In the following years she recorded 3 local hits, and in 1957 joined The Bop Chords vocal group as first tenor, and went on to enjoy a further 2 hits with them. That year, after meeting up with BO DIDDLEY, she replaced his guitar player Jody Williams, who had been drafted for military service. The following year she was hired full-time to play on all of his recording sessions and for all of his stage performances. SHE WAS THE FIRST FEMALE LEAD GUITARIST IN HISTORY TO BE HIRED BY A MAJOR ACT. She worked full-time with BO DIDDLEY until 1961, when she formed her own group The Jewels, later to be known as LADY BO & The Family Jewel. In addition, at this same time, she worked as a session musician, and as a night club singer, and as a vocalist with several big bands. It was as a session percussion player that she enjoyed her biggest international pop chart success when, in 1967, “San Franciscan Nights” by Eric Burdon & The Animals (MGM Records), reached the Top 10 around the world.

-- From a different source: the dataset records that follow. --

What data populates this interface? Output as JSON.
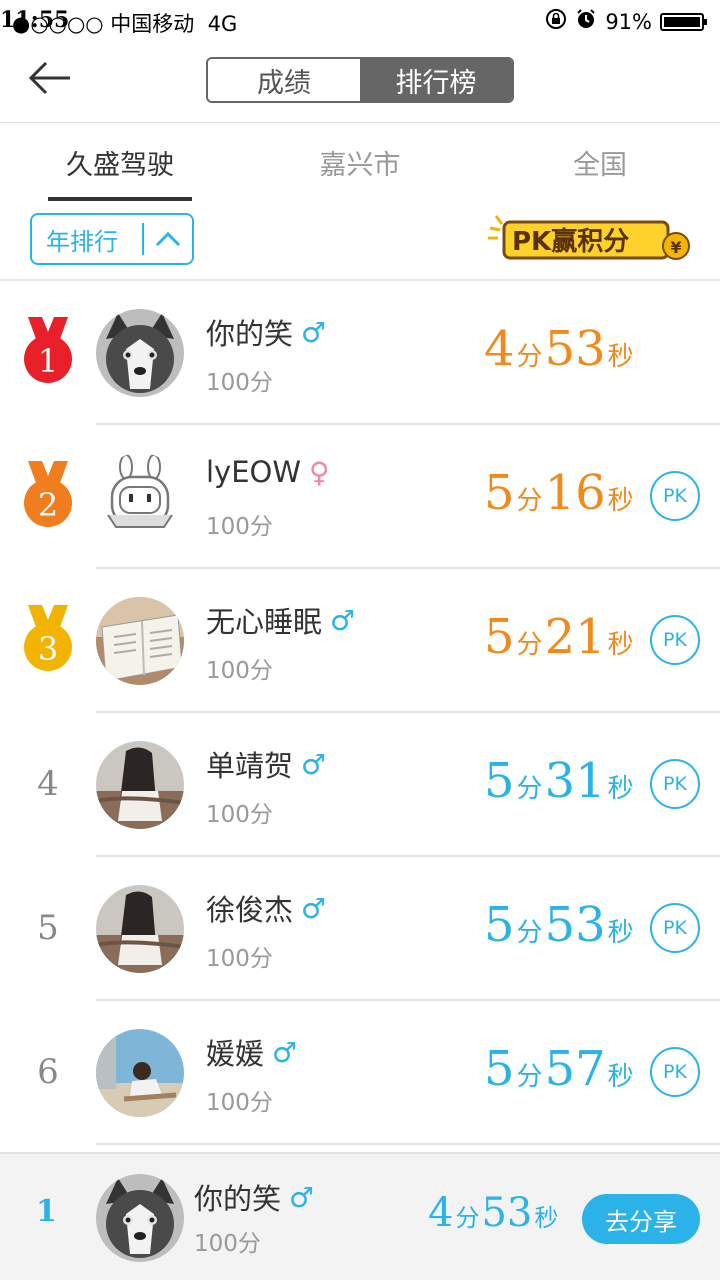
{
  "status_bar": {
    "carrier": "●○○○○ 中国移动",
    "network": "4G",
    "time": "11:55",
    "battery": "91%"
  },
  "nav": {
    "segments": [
      {
        "label": "成绩",
        "active": false
      },
      {
        "label": "排行榜",
        "active": true
      }
    ]
  },
  "region_tabs": [
    {
      "label": "久盛驾驶",
      "active": true
    },
    {
      "label": "嘉兴市",
      "active": false
    },
    {
      "label": "全国",
      "active": false
    }
  ],
  "filter": {
    "label": "年排行"
  },
  "banner": {
    "text": "PK赢积分",
    "currency": "¥"
  },
  "ranking": [
    {
      "rank": "1",
      "name": "你的笑",
      "gender": "male",
      "gender_symbol": "♂",
      "points": "100分",
      "min": "4",
      "sec": "53",
      "min_unit": "分",
      "sec_unit": "秒",
      "color": "orange",
      "pk": "",
      "medal_color": "#e8202a",
      "avatar": "husky"
    },
    {
      "rank": "2",
      "name": "lyEOW",
      "gender": "female",
      "gender_symbol": "♀",
      "points": "100分",
      "min": "5",
      "sec": "16",
      "min_unit": "分",
      "sec_unit": "秒",
      "color": "orange",
      "pk": "PK",
      "medal_color": "#f07d1e",
      "avatar": "robot"
    },
    {
      "rank": "3",
      "name": "无心睡眠",
      "gender": "male",
      "gender_symbol": "♂",
      "points": "100分",
      "min": "5",
      "sec": "21",
      "min_unit": "分",
      "sec_unit": "秒",
      "color": "orange",
      "pk": "PK",
      "medal_color": "#f2b400",
      "avatar": "book"
    },
    {
      "rank": "4",
      "name": "单靖贺",
      "gender": "male",
      "gender_symbol": "♂",
      "points": "100分",
      "min": "5",
      "sec": "31",
      "min_unit": "分",
      "sec_unit": "秒",
      "color": "blue",
      "pk": "PK",
      "avatar": "girl"
    },
    {
      "rank": "5",
      "name": "徐俊杰",
      "gender": "male",
      "gender_symbol": "♂",
      "points": "100分",
      "min": "5",
      "sec": "53",
      "min_unit": "分",
      "sec_unit": "秒",
      "color": "blue",
      "pk": "PK",
      "avatar": "girl"
    },
    {
      "rank": "6",
      "name": "媛媛",
      "gender": "male",
      "gender_symbol": "♂",
      "points": "100分",
      "min": "5",
      "sec": "57",
      "min_unit": "分",
      "sec_unit": "秒",
      "color": "blue",
      "pk": "PK",
      "avatar": "beach"
    }
  ],
  "my_rank": {
    "rank": "1",
    "name": "你的笑",
    "gender_symbol": "♂",
    "points": "100分",
    "min": "4",
    "sec": "53",
    "min_unit": "分",
    "sec_unit": "秒",
    "share_label": "去分享"
  }
}
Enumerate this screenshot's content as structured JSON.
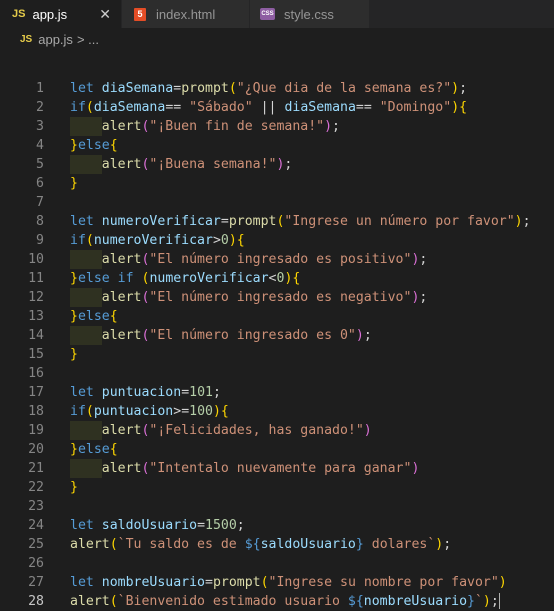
{
  "tabs": [
    {
      "badge": "JS",
      "label": "app.js",
      "close": "✕"
    },
    {
      "badge": "5",
      "label": "index.html"
    },
    {
      "badge": "CSS",
      "label": "style.css"
    }
  ],
  "breadcrumb": {
    "badge": "JS",
    "file": "app.js",
    "separator": "> ..."
  },
  "colors": {
    "keyword": "#569cd6",
    "variable": "#9cdcfe",
    "function": "#dcdcaa",
    "string": "#ce9178",
    "number": "#b5cea8",
    "bracket1": "#ffd700",
    "bracket2": "#da70d6",
    "bracket3": "#179fff",
    "operator": "#d4d4d4"
  },
  "code": {
    "current_line": 28,
    "lines": [
      {
        "n": "1",
        "t": [
          [
            "let",
            "kw"
          ],
          [
            " ",
            ""
          ],
          [
            "diaSemana",
            "var"
          ],
          [
            "=",
            ""
          ],
          [
            "prompt",
            "fn"
          ],
          [
            "(",
            "b1"
          ],
          [
            "\"¿Que dia de la semana es?\"",
            "str"
          ],
          [
            ")",
            "b1"
          ],
          [
            ";",
            ""
          ]
        ]
      },
      {
        "n": "2",
        "t": [
          [
            "if",
            "kw"
          ],
          [
            "(",
            "b1"
          ],
          [
            "diaSemana",
            "var"
          ],
          [
            "== ",
            ""
          ],
          [
            "\"Sábado\"",
            "str"
          ],
          [
            " || ",
            ""
          ],
          [
            "diaSemana",
            "var"
          ],
          [
            "== ",
            ""
          ],
          [
            "\"Domingo\"",
            "str"
          ],
          [
            ")",
            "b1"
          ],
          [
            "{",
            "b1"
          ]
        ]
      },
      {
        "n": "3",
        "indent": 1,
        "t": [
          [
            "alert",
            "fn"
          ],
          [
            "(",
            "b2"
          ],
          [
            "\"¡Buen fin de semana!\"",
            "str"
          ],
          [
            ")",
            "b2"
          ],
          [
            ";",
            ""
          ]
        ]
      },
      {
        "n": "4",
        "t": [
          [
            "}",
            "b1"
          ],
          [
            "else",
            "kw"
          ],
          [
            "{",
            "b1"
          ]
        ]
      },
      {
        "n": "5",
        "indent": 1,
        "t": [
          [
            "alert",
            "fn"
          ],
          [
            "(",
            "b2"
          ],
          [
            "\"¡Buena semana!\"",
            "str"
          ],
          [
            ")",
            "b2"
          ],
          [
            ";",
            ""
          ]
        ]
      },
      {
        "n": "6",
        "t": [
          [
            "}",
            "b1"
          ]
        ]
      },
      {
        "n": "7",
        "t": []
      },
      {
        "n": "8",
        "t": [
          [
            "let",
            "kw"
          ],
          [
            " ",
            ""
          ],
          [
            "numeroVerificar",
            "var"
          ],
          [
            "=",
            ""
          ],
          [
            "prompt",
            "fn"
          ],
          [
            "(",
            "b1"
          ],
          [
            "\"Ingrese un número por favor\"",
            "str"
          ],
          [
            ")",
            "b1"
          ],
          [
            ";",
            ""
          ]
        ]
      },
      {
        "n": "9",
        "t": [
          [
            "if",
            "kw"
          ],
          [
            "(",
            "b1"
          ],
          [
            "numeroVerificar",
            "var"
          ],
          [
            ">",
            ""
          ],
          [
            "0",
            "num"
          ],
          [
            ")",
            "b1"
          ],
          [
            "{",
            "b1"
          ]
        ]
      },
      {
        "n": "10",
        "indent": 1,
        "t": [
          [
            "alert",
            "fn"
          ],
          [
            "(",
            "b2"
          ],
          [
            "\"El número ingresado es positivo\"",
            "str"
          ],
          [
            ")",
            "b2"
          ],
          [
            ";",
            ""
          ]
        ]
      },
      {
        "n": "11",
        "t": [
          [
            "}",
            "b1"
          ],
          [
            "else if ",
            "kw"
          ],
          [
            "(",
            "b1"
          ],
          [
            "numeroVerificar",
            "var"
          ],
          [
            "<",
            ""
          ],
          [
            "0",
            "num"
          ],
          [
            ")",
            "b1"
          ],
          [
            "{",
            "b1"
          ]
        ]
      },
      {
        "n": "12",
        "indent": 1,
        "t": [
          [
            "alert",
            "fn"
          ],
          [
            "(",
            "b2"
          ],
          [
            "\"El número ingresado es negativo\"",
            "str"
          ],
          [
            ")",
            "b2"
          ],
          [
            ";",
            ""
          ]
        ]
      },
      {
        "n": "13",
        "t": [
          [
            "}",
            "b1"
          ],
          [
            "else",
            "kw"
          ],
          [
            "{",
            "b1"
          ]
        ]
      },
      {
        "n": "14",
        "indent": 1,
        "t": [
          [
            "alert",
            "fn"
          ],
          [
            "(",
            "b2"
          ],
          [
            "\"El número ingresado es 0\"",
            "str"
          ],
          [
            ")",
            "b2"
          ],
          [
            ";",
            ""
          ]
        ]
      },
      {
        "n": "15",
        "t": [
          [
            "}",
            "b1"
          ]
        ]
      },
      {
        "n": "16",
        "t": []
      },
      {
        "n": "17",
        "t": [
          [
            "let",
            "kw"
          ],
          [
            " ",
            ""
          ],
          [
            "puntuacion",
            "var"
          ],
          [
            "=",
            ""
          ],
          [
            "101",
            "num"
          ],
          [
            ";",
            ""
          ]
        ]
      },
      {
        "n": "18",
        "t": [
          [
            "if",
            "kw"
          ],
          [
            "(",
            "b1"
          ],
          [
            "puntuacion",
            "var"
          ],
          [
            ">=",
            ""
          ],
          [
            "100",
            "num"
          ],
          [
            ")",
            "b1"
          ],
          [
            "{",
            "b1"
          ]
        ]
      },
      {
        "n": "19",
        "indent": 1,
        "t": [
          [
            "alert",
            "fn"
          ],
          [
            "(",
            "b2"
          ],
          [
            "\"¡Felicidades, has ganado!\"",
            "str"
          ],
          [
            ")",
            "b2"
          ]
        ]
      },
      {
        "n": "20",
        "t": [
          [
            "}",
            "b1"
          ],
          [
            "else",
            "kw"
          ],
          [
            "{",
            "b1"
          ]
        ]
      },
      {
        "n": "21",
        "indent": 1,
        "t": [
          [
            "alert",
            "fn"
          ],
          [
            "(",
            "b2"
          ],
          [
            "\"Intentalo nuevamente para ganar\"",
            "str"
          ],
          [
            ")",
            "b2"
          ]
        ]
      },
      {
        "n": "22",
        "t": [
          [
            "}",
            "b1"
          ]
        ]
      },
      {
        "n": "23",
        "t": []
      },
      {
        "n": "24",
        "t": [
          [
            "let",
            "kw"
          ],
          [
            " ",
            ""
          ],
          [
            "saldoUsuario",
            "var"
          ],
          [
            "=",
            ""
          ],
          [
            "1500",
            "num"
          ],
          [
            ";",
            ""
          ]
        ]
      },
      {
        "n": "25",
        "t": [
          [
            "alert",
            "fn"
          ],
          [
            "(",
            "b1"
          ],
          [
            "`Tu saldo es de ",
            "str"
          ],
          [
            "${",
            "kw"
          ],
          [
            "saldoUsuario",
            "var"
          ],
          [
            "}",
            "kw"
          ],
          [
            " dolares`",
            "str"
          ],
          [
            ")",
            "b1"
          ],
          [
            ";",
            ""
          ]
        ]
      },
      {
        "n": "26",
        "t": []
      },
      {
        "n": "27",
        "t": [
          [
            "let",
            "kw"
          ],
          [
            " ",
            ""
          ],
          [
            "nombreUsuario",
            "var"
          ],
          [
            "=",
            ""
          ],
          [
            "prompt",
            "fn"
          ],
          [
            "(",
            "b1"
          ],
          [
            "\"Ingrese su nombre por favor\"",
            "str"
          ],
          [
            ")",
            "b1"
          ]
        ]
      },
      {
        "n": "28",
        "t": [
          [
            "alert",
            "fn"
          ],
          [
            "(",
            "b1"
          ],
          [
            "`Bienvenido estimado usuario ",
            "str"
          ],
          [
            "${",
            "kw"
          ],
          [
            "nombreUsuario",
            "var"
          ],
          [
            "}",
            "kw"
          ],
          [
            "`",
            "str"
          ],
          [
            ")",
            "b1"
          ],
          [
            ";",
            ""
          ]
        ],
        "cursor": true
      }
    ]
  }
}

Now married to her bass player Wally Malone, LADY BO & The Family Jewel continued to accompany BO DIDDLEY for many of his stage performances upto 1993. In November of that year she was the recipient of The Lifetime Achievement Award in appreciation of her contribution to the Blues, at The Third Annual South Bay Blues Awards Show, held at the San Jose Civic Auditorium. On that same evening she was presented with a plaque from Gibson Guitars USA for her years of loyalty to Gibson, plus a 20″ x 26″ oil portrait painted by local artist George Milo Buck. Today, LADY BO and her current group The BC Horns continue to perform to appreciative audiences around the US and worldwide. Audiences that are eager to see and to hear at first hand the woman who added so much to the distinctive BO DIDDLEY sound, and who did so much pioneer work to further the cause of women in music. In 2008, LADY BO was included in Venus Zine magazine’s “Greatest Female Guitarists of All-Time” listing, in recognition of how she altered the shape of the male-dominated industry.